Theory: Monkey patching

In the previous lesson, we tested the hypothetical getPrivateForksNames(org) function by applying dependency inversion. Let's remind ourselves of the contents of this function in its original form:

import Octokit from '@octokit/rest';

const getPrivateForksNames = async (org) => {
  const client = new Octokit();
  const { data } = await client.repos
    .listForOrg({ // There are side effects
      org,
      type: 'private',
    });
  return data.filter(repo => repo.fork).map(repo => repo.name);
};

In some situations, dependency inversion is a perfect solution, in others, it makes the code much more complicated and sometimes confusing, especially if the dependencies are needed somewhere deep in the call stack (since you have to pass the dependency through all intermediate functions). But there is a way to get to the right calls and change them, without even using dependency inversion.

The JS prototype model allows you to change the behavior of objects without directly accessing them. To do this, just replace the methods in the prototype. After that, any object that has this prototype in any part of the program will start using the new implementation of the method.

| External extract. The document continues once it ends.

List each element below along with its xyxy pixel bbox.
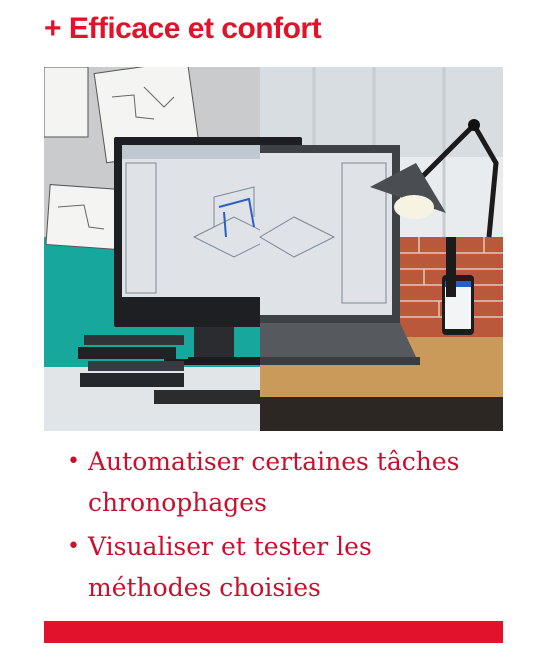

// Substituting repos so that the listForOrg method doesn't make a network request
// After executing this code, Octokit changes its behavior not only
// in this module, but also throughout the entire program
Octokit.prototype.repos = {
  listForOrg() {
    console.log('Nothing happens!');
  },
};

// Somewhere in another file
// Since the objects are passed by reference, this is the same Octokit
// as in the code above
import Octokit from '@octokit/rest';

const client = new Octokit();

// The substituted repos is called
client.repos.listForOrg(/* the arguments are unimportant, they're not used internally */);
// => 'Nothing happens!'

When an object (such as a constructor function) is used directly, it's even simpler than with a construction. It's sufficient to change the property of the object itself:

Array.isArray(''); // false

// This code can be called anywhere in the program
Array.isArray = () => true;

Array.isArray(''); // true

// The same applies to any imported object
import Octokit from '@octokit/rest';

// Now whenever Octokit is imported, it will be a modified Octokit
Octokit.boom = () => console.log('Hexlet Magic');

// In any other module
Octokit.boom(); // => 'Hexlet Magic'

This approach, where property values are globally swapped, is called (monkey patching). It's considered bad practice when writing regular code in JS, but it is very popular and handy in tests.

The most famous example in the JavaScript world is the nock library. It overrides real network requests made by the http module, which is included in the standard Node.js library.

// Example http-request using the http module
import http from 'http';

const options = {
  hostname: 'hexlet.io',
  port: 443,
  path: '/my',
  method: 'GET',
};

// request – asynchronous method
const req = http.request(options, (res) => {
  // Here is where the http-response is processed
});

Nock replaces some of the methods inside the http module that are used by different libraries to make HTTP requests.

// Roughly what the substitution looks like

import http from 'http';

// Keeping the old method
// This allows you to put it back.
const overriddenRequest = http.request

http.request = (/* the same parameters as the original method */) => {
  // here's the logic of the nock library

  // Return the original method!
  http.request = overriddenRequest;
}

And an example of how to use it:

import nock from 'nock';
import { getPrivateForkNames } from '../src.js';

test('getPrivateForkNames', async () => {
  nock(/api\.github\.com/) //  this is a regular expression so we don't have to specify the full address
    // get for GET requests, post for POST requests, and so on
    .get(/\/orgs\/hexlet\/repos/)
    .reply(200, [{ fork: true, name: 'one' }, { fork: false, name: 'two' }]);

  const names = await getPrivateForkNames('hexlet');
  expect(names).toEqual(['one']);
});

The chain nock(domain).get(urn) specifies the full address of the page you want to intercept. Nock analyzes all running requests and substitutes only the one that matches the given parameters. The domain and page address can be specified as a whole or through a regular expression, you don't have to write too much.

The method reply(code, body, headers) reply(code, body, headers) defines the response to be returned by the given request. In the simplest case, it's enough to specify the return code. In our situation, we need both code and data. This is the data we use to test the function getPrivateForkNames().

Here we've looked at only the most basic use of Nock. This library has a massive amount of documentation and many use cases. It's useful to review it periodically to find more elegant ways to solve testing problems.

What are the pros and cons of this way of working?

The main advantage is that this way of testing is almost universal. It can be used with any code, and you don't need to edit the code itself. The program won't even know it's being tested.

The disadvantage is that black box testing ends up more like “transparent box” testing. This means that the test knows about the structure of the code being tested and depends on the internals. Such knowledge makes the tests fragile. The function can be changed without losing performance, but the tests will have to be rewritten because they're tied to specific values of the domain, pages, and format of the returned data.

In most situations, this isn't so critical. So feel free to use Nock in your projects, but don't forget about other ways.